Sigue siendo acuciante. Los estadounidenses son conscientes de que la cara atención médica está exprimiendo los programas públicos independientes de la sanidad y, a través de la retención del seguro médico, la nómina post-impuestos. Pero se consuelan pensando que la atención estadounidense "es la mejor del mundo". Entre los expertos, esto lleva tiempo siendo cuestionado. El nuevo estudio de la Organización para la Cooperación y el Desarrollo Económico de París (OCDE) insinúa que el debate está zanjado: no es cierto.

A medida que las sociedades se van acomodando, la población desea -- y se puede permitir -- más atención médica. Aun así, el gasto público estadounidense en concepto sanitario (en torno a los 7.960 dólares por habitante en 2009) es un capítulo aparte. Está un 50% por encima del gasto de Noruega (5.352 dólares), el más inmediato de los caros.

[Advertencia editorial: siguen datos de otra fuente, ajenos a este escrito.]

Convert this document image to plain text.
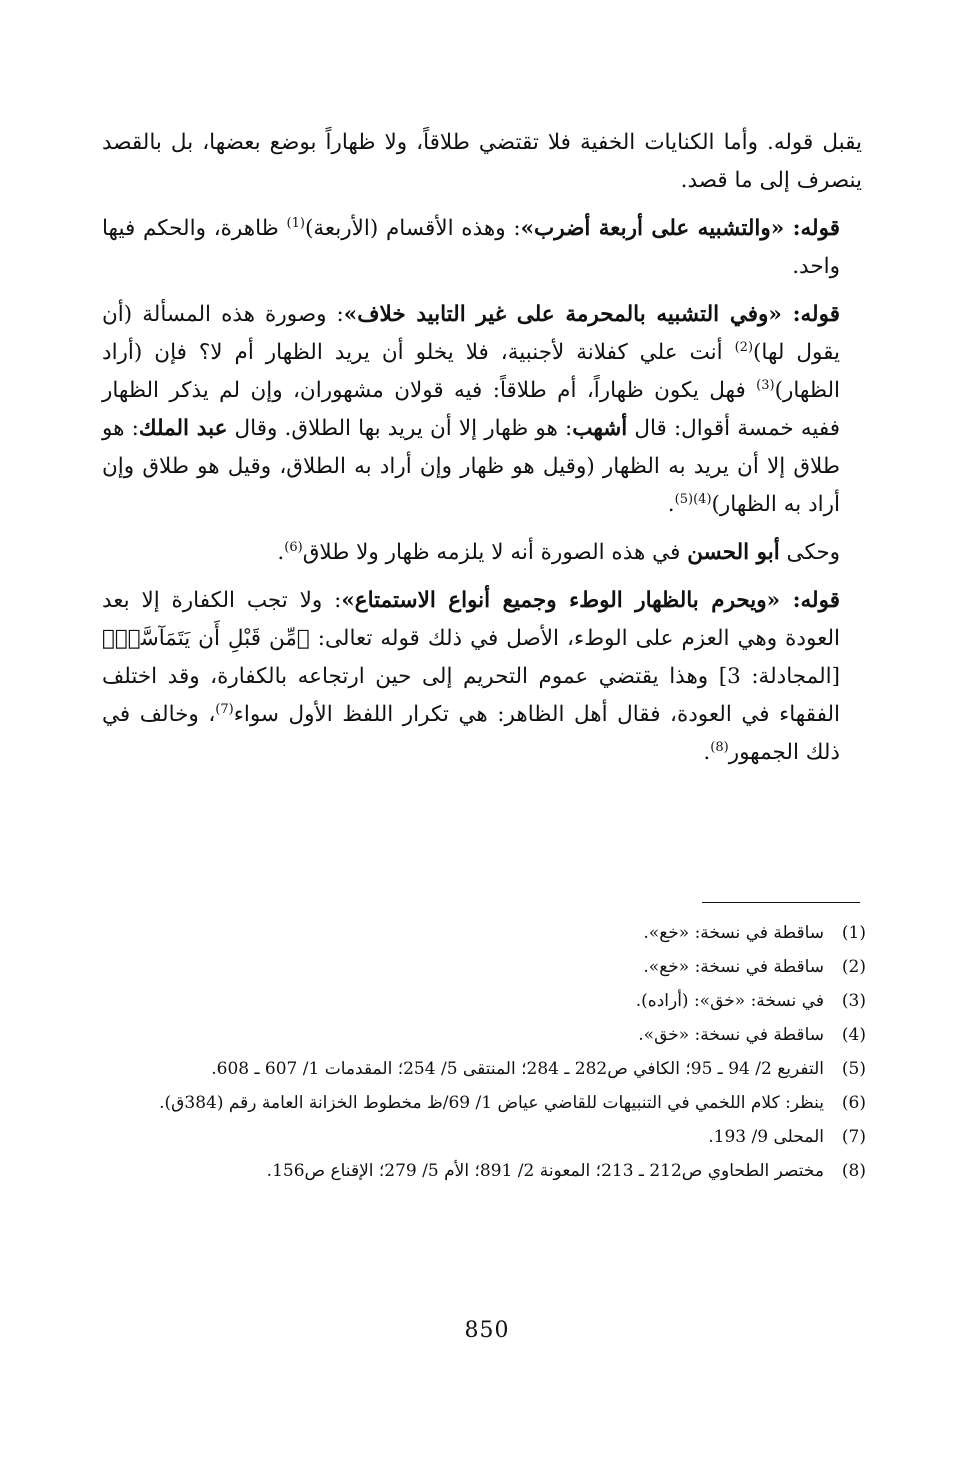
يقبل قوله. وأما الكنايات الخفية فلا تقتضي طلاقاً، ولا ظهاراً بوضع بعضها، بل بالقصد ينصرف إلى ما قصد.

قوله: «والتشبيه على أربعة أضرب»: وهذه الأقسام (الأربعة)$^{(1)}$ ظاهرة، والحكم فيها واحد.

قوله: «وفي التشبيه بالمحرمة على غير التابيد خلاف»: وصورة هذه المسألة (أن يقول لها)$^{(2)}$ أنت علي كفلانة لأجنبية، فلا يخلو أن يريد الظهار أم لا؟ فإن (أراد الظهار)$^{(3)}$ فهل يكون ظهاراً، أم طلاقاً: فيه قولان مشهوران، وإن لم يذكر الظهار ففيه خمسة أقوال: قال أشهب: هو ظهار إلا أن يريد بها الطلاق. وقال عبد الملك: هو طلاق إلا أن يريد به الظهار (وقيل هو ظهار وإن أراد به الطلاق، وقيل هو طلاق وإن أراد به الظهار)$^{(4)(5)}$.

وحكى أبو الحسن في هذه الصورة أنه لا يلزمه ظهار ولا طلاق$^{(6)}$.

قوله: «ويحرم بالظهار الوطء وجميع أنواع الاستمتاع»: ولا تجب الكفارة إلا بعد العودة وهي العزم على الوطء، الأصل في ذلك قوله تعالى: ﴿مِّن قَبْلِ أَن يَتَمَآسَّاۚ﴾ [المجادلة: 3] وهذا يقتضي عموم التحريم إلى حين ارتجاعه بالكفارة، وقد اختلف الفقهاء في العودة، فقال أهل الظاهر: هي تكرار اللفظ الأول سواء$^{(7)}$، وخالف في ذلك الجمهور$^{(8)}$.

(1)
ساقطة في نسخة: «خع».
(2)
ساقطة في نسخة: «خع».
(3)
في نسخة: «خق»: (أراده).
(4)
ساقطة في نسخة: «خق».
(5)
التفريع 2/ 94 ـ 95؛ الكافي ص282 ـ 284؛ المنتقى 5/ 254؛ المقدمات 1/ 607 ـ 608.
(6)
ينظر: كلام اللخمي في التنبيهات للقاضي عياض 1/ 69/ظ مخطوط الخزانة العامة رقم (384ق).
(7)
المحلى 9/ 193.
(8)
مختصر الطحاوي ص212 ـ 213؛ المعونة 2/ 891؛ الأم 5/ 279؛ الإقناع ص156.
850
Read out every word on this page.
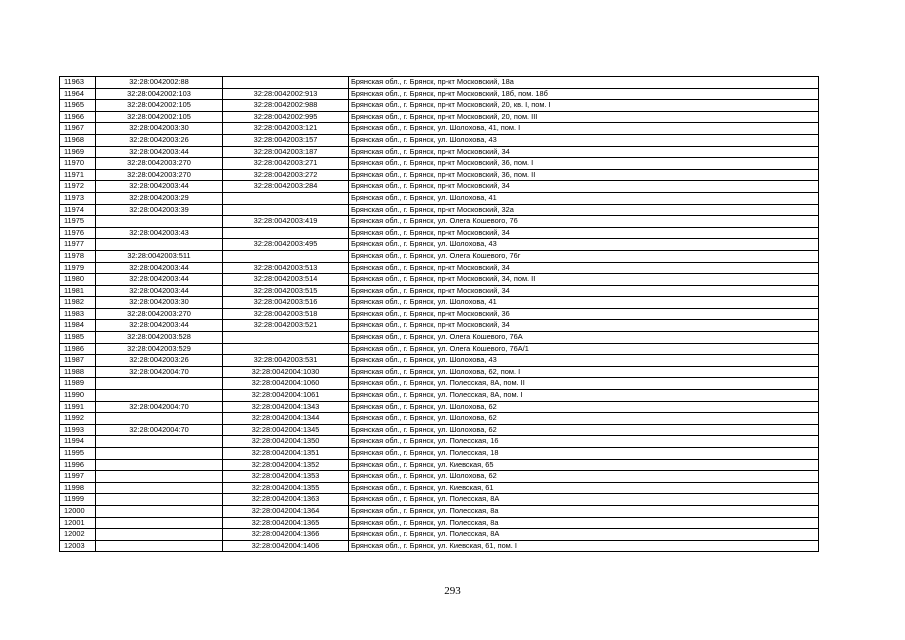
11963	32:28:0042002:88		Брянская обл., г. Брянск, пр-кт Московский, 18а
11964	32:28:0042002:103	32:28:0042002:913	Брянская обл., г. Брянск, пр-кт Московский, 18б, пом. 18б
11965	32:28:0042002:105	32:28:0042002:988	Брянская обл., г. Брянск, пр-кт Московский, 20, кв. I, пом. I
11966	32:28:0042002:105	32:28:0042002:995	Брянская обл., г. Брянск, пр-кт Московский, 20, пом. III
11967	32:28:0042003:30	32:28:0042003:121	Брянская обл., г. Брянск, ул. Шолохова, 41, пом. I
11968	32:28:0042003:26	32:28:0042003:157	Брянская обл., г. Брянск, ул. Шолохова, 43
11969	32:28:0042003:44	32:28:0042003:187	Брянская обл., г. Брянск, пр-кт Московский, 34
11970	32:28:0042003:270	32:28:0042003:271	Брянская обл., г. Брянск, пр-кт Московский, 36, пом. I
11971	32:28:0042003:270	32:28:0042003:272	Брянская обл., г. Брянск, пр-кт Московский, 36, пом. II
11972	32:28:0042003:44	32:28:0042003:284	Брянская обл., г. Брянск, пр-кт Московский, 34
11973	32:28:0042003:29		Брянская обл., г. Брянск, ул. Шолохова, 41
11974	32:28:0042003:39		Брянская обл., г. Брянск, пр-кт Московский, 32а
11975		32:28:0042003:419	Брянская обл., г. Брянск, ул. Олега Кошевого, 76
11976	32:28:0042003:43		Брянская обл., г. Брянск, пр-кт Московский, 34
11977		32:28:0042003:495	Брянская обл., г. Брянск, ул. Шолохова, 43
11978	32:28:0042003:511		Брянская обл., г. Брянск, ул. Олега Кошевого, 76г
11979	32:28:0042003:44	32:28:0042003:513	Брянская обл., г. Брянск, пр-кт Московский, 34
11980	32:28:0042003:44	32:28:0042003:514	Брянская обл., г. Брянск, пр-кт Московский, 34, пом. II
11981	32:28:0042003:44	32:28:0042003:515	Брянская обл., г. Брянск, пр-кт Московский, 34
11982	32:28:0042003:30	32:28:0042003:516	Брянская обл., г. Брянск, ул. Шолохова, 41
11983	32:28:0042003:270	32:28:0042003:518	Брянская обл., г. Брянск, пр-кт Московский, 36
11984	32:28:0042003:44	32:28:0042003:521	Брянская обл., г. Брянск, пр-кт Московский, 34
11985	32:28:0042003:528		Брянская обл., г. Брянск, ул. Олега Кошевого, 76А
11986	32:28:0042003:529		Брянская обл., г. Брянск, ул. Олега Кошевого, 76А/1
11987	32:28:0042003:26	32:28:0042003:531	Брянская обл., г. Брянск, ул. Шолохова, 43
11988	32:28:0042004:70	32:28:0042004:1030	Брянская обл., г. Брянск, ул. Шолохова, 62, пом. I
11989		32:28:0042004:1060	Брянская обл., г. Брянск, ул. Полесская, 8А, пом. II
11990		32:28:0042004:1061	Брянская обл., г. Брянск, ул. Полесская, 8А, пом. I
11991	32:28:0042004:70	32:28:0042004:1343	Брянская обл., г. Брянск, ул. Шолохова, 62
11992		32:28:0042004:1344	Брянская обл., г. Брянск, ул. Шолохова, 62
11993	32:28:0042004:70	32:28:0042004:1345	Брянская обл., г. Брянск, ул. Шолохова, 62
11994		32:28:0042004:1350	Брянская обл., г. Брянск, ул. Полесская, 16
11995		32:28:0042004:1351	Брянская обл., г. Брянск, ул. Полесская, 18
11996		32:28:0042004:1352	Брянская обл., г. Брянск, ул. Киевская, 65
11997		32:28:0042004:1353	Брянская обл., г. Брянск, ул. Шолохова, 62
11998		32:28:0042004:1355	Брянская обл., г. Брянск, ул. Киевская, 61
11999		32:28:0042004:1363	Брянская обл., г. Брянск, ул. Полесская, 8А
12000		32:28:0042004:1364	Брянская обл., г. Брянск, ул. Полесская, 8а
12001		32:28:0042004:1365	Брянская обл., г. Брянск, ул. Полесская, 8а
12002		32:28:0042004:1366	Брянская обл., г. Брянск, ул. Полесская, 8А
12003		32:28:0042004:1406	Брянская обл., г. Брянск, ул. Киевская, 61, пом. I
293
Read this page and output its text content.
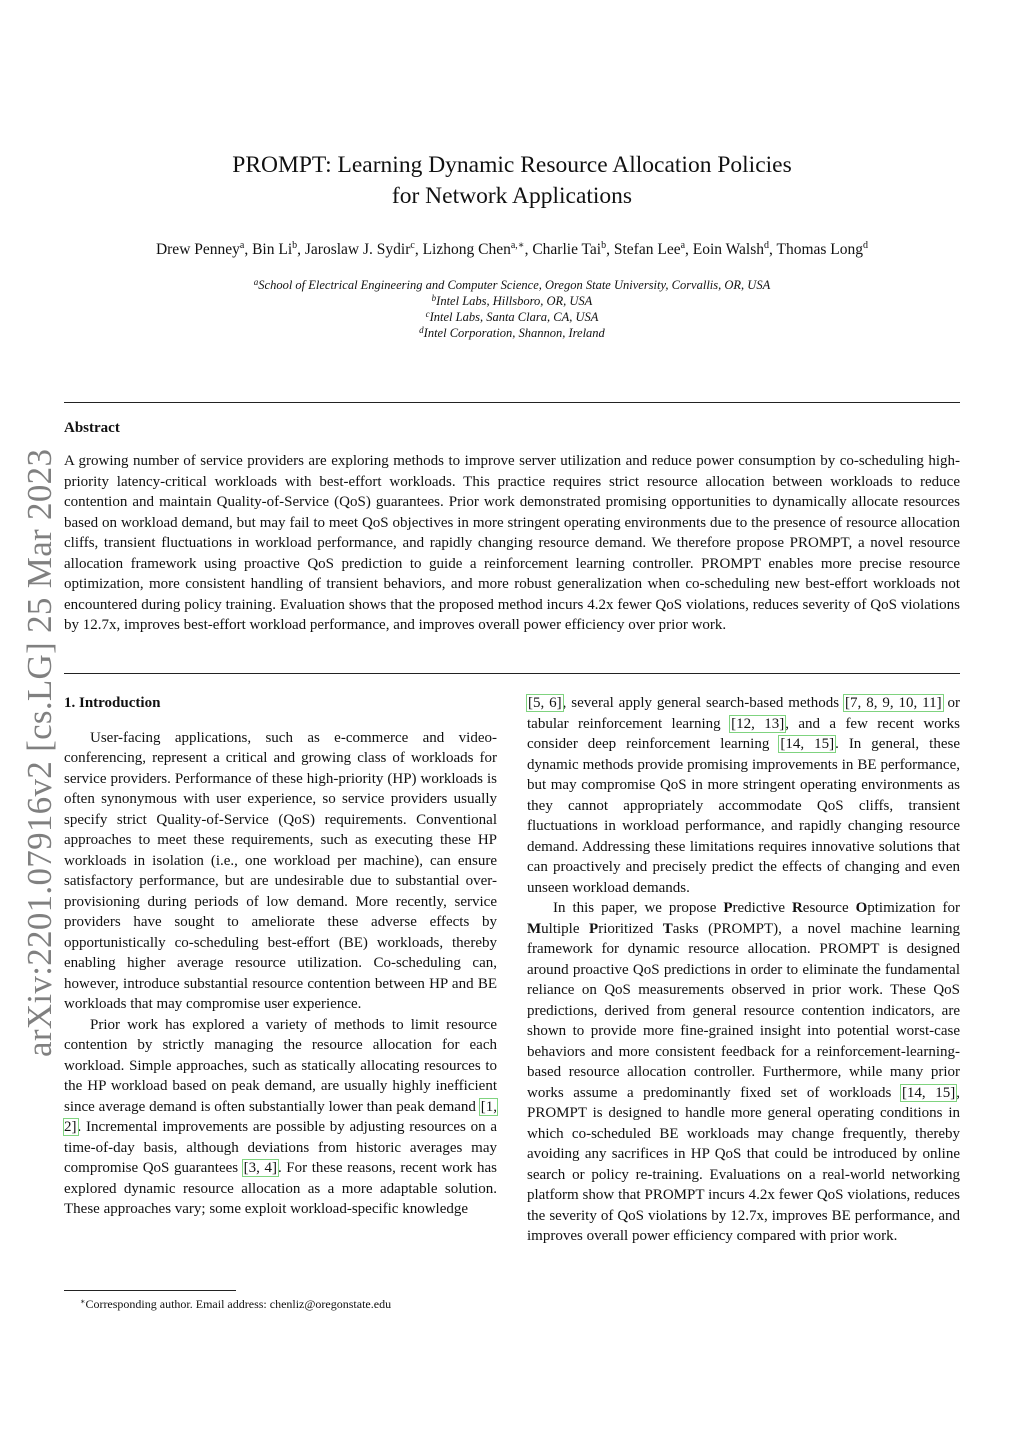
arXiv:2201.07916v2 [cs.LG] 25 Mar 2023
PROMPT: Learning Dynamic Resource Allocation Policies
for Network Applications
Drew Penney$^a$, Bin Li$^b$, Jaroslaw J. Sydir$^c$, Lizhong Chen$^{a,∗}$, Charlie Tai$^b$, Stefan Lee$^a$, Eoin Walsh$^d$, Thomas Long$^d$
$^a$School of Electrical Engineering and Computer Science, Oregon State University, Corvallis, OR, USA
$^b$Intel Labs, Hillsboro, OR, USA
$^c$Intel Labs, Santa Clara, CA, USA
$^d$Intel Corporation, Shannon, Ireland
Abstract
A growing number of service providers are exploring methods to improve server utilization and reduce power consumption by co-scheduling high-priority latency-critical workloads with best-effort workloads. This practice requires strict resource allocation between workloads to reduce contention and maintain Quality-of-Service (QoS) guarantees. Prior work demonstrated promising opportunities to dynamically allocate resources based on workload demand, but may fail to meet QoS objectives in more stringent operating environments due to the presence of resource allocation cliffs, transient fluctuations in workload performance, and rapidly changing resource demand. We therefore propose PROMPT, a novel resource allocation framework using proactive QoS prediction to guide a reinforcement learning controller. PROMPT enables more precise resource optimization, more consistent handling of transient behaviors, and more robust generalization when co-scheduling new best-effort workloads not encountered during policy training. Evaluation shows that the proposed method incurs 4.2x fewer QoS violations, reduces severity of QoS violations by 12.7x, improves best-effort workload performance, and improves overall power efficiency over prior work.

1. Introduction

User-facing applications, such as e-commerce and video-conferencing, represent a critical and growing class of workloads for service providers. Performance of these high-priority (HP) workloads is often synonymous with user experience, so service providers usually specify strict Quality-of-Service (QoS) requirements. Conventional approaches to meet these requirements, such as executing these HP workloads in isolation (i.e., one workload per machine), can ensure satisfactory performance, but are undesirable due to substantial over-provisioning during periods of low demand. More recently, service providers have sought to ameliorate these adverse effects by opportunistically co-scheduling best-effort (BE) workloads, thereby enabling higher average resource utilization. Co-scheduling can, however, introduce substantial resource contention between HP and BE workloads that may compromise user experience.

Prior work has explored a variety of methods to limit resource contention by strictly managing the resource allocation for each workload. Simple approaches, such as statically allocating resources to the HP workload based on peak demand, are usually highly inefficient since average demand is often substantially lower than peak demand [1, 2]. Incremental improvements are possible by adjusting resources on a time-of-day basis, although deviations from historic averages may compromise QoS guarantees [3, 4]. For these reasons, recent work has explored dynamic resource allocation as a more adaptable solution. These approaches vary; some exploit workload-specific knowledge

[5, 6], several apply general search-based methods [7, 8, 9, 10, 11] or tabular reinforcement learning [12, 13], and a few recent works consider deep reinforcement learning [14, 15]. In general, these dynamic methods provide promising improvements in BE performance, but may compromise QoS in more stringent operating environments as they cannot appropriately accommodate QoS cliffs, transient fluctuations in workload performance, and rapidly changing resource demand. Addressing these limitations requires innovative solutions that can proactively and precisely predict the effects of changing and even unseen workload demands.

In this paper, we propose Predictive Resource Optimization for Multiple Prioritized Tasks (PROMPT), a novel machine learning framework for dynamic resource allocation. PROMPT is designed around proactive QoS predictions in order to eliminate the fundamental reliance on QoS measurements observed in prior work. These QoS predictions, derived from general resource contention indicators, are shown to provide more fine-grained insight into potential worst-case behaviors and more consistent feedback for a reinforcement-learning-based resource allocation controller. Furthermore, while many prior works assume a predominantly fixed set of workloads [14, 15], PROMPT is designed to handle more general operating conditions in which co-scheduled BE workloads may change frequently, thereby avoiding any sacrifices in HP QoS that could be introduced by online search or policy re-training. Evaluations on a real-world networking platform show that PROMPT incurs 4.2x fewer QoS violations, reduces the severity of QoS violations by 12.7x, improves BE performance, and improves overall power efficiency compared with prior work.

∗Corresponding author. Email address: chenliz@oregonstate.edu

El gasto estadounidense es más del doble del gasto de Gran Bretaña (3.487 dólares), del gasto de Francia (3.978 dólares) y de la media de la OCDE (3.233 dólares).

A pesar de esto, los estadounidenses no tienen un estado de salud notablemente mejor que las poblaciones de los países avanzados restantes, recoge el estudio. La esperanza de vida en Estados Unidos (78,2 años) está por detrás de la de Japón (83 años) y de la media de la OCDE (79,5 años). Viene a ser idéntica a la de Chile y la de la República Checa, según Mark Pearson, de la OCDE. Los estadounidenses no tienen gran cosa para justificar el facturón de su sistema, incluso si las discrepancias en la esperanza de vida son en parte reflejo de las diferencias en hábitos de vida y alimentación.

Hay algunas señales favorables. La atención oncológica es un terreno de resultados superiores; la esperanza de vida del cáncer de mama a cinco años es del 89,3% en comparación con la media de la OCDE del 83,5%. Pero el trato de las dolencias de curso prolongado como la diabetes o el asma podría ser peor. La frecuencia estadounidense de ingresos en urgencias por episodios asmáticos es tres veces la de Francia y seis veces la de Alemania e Italia.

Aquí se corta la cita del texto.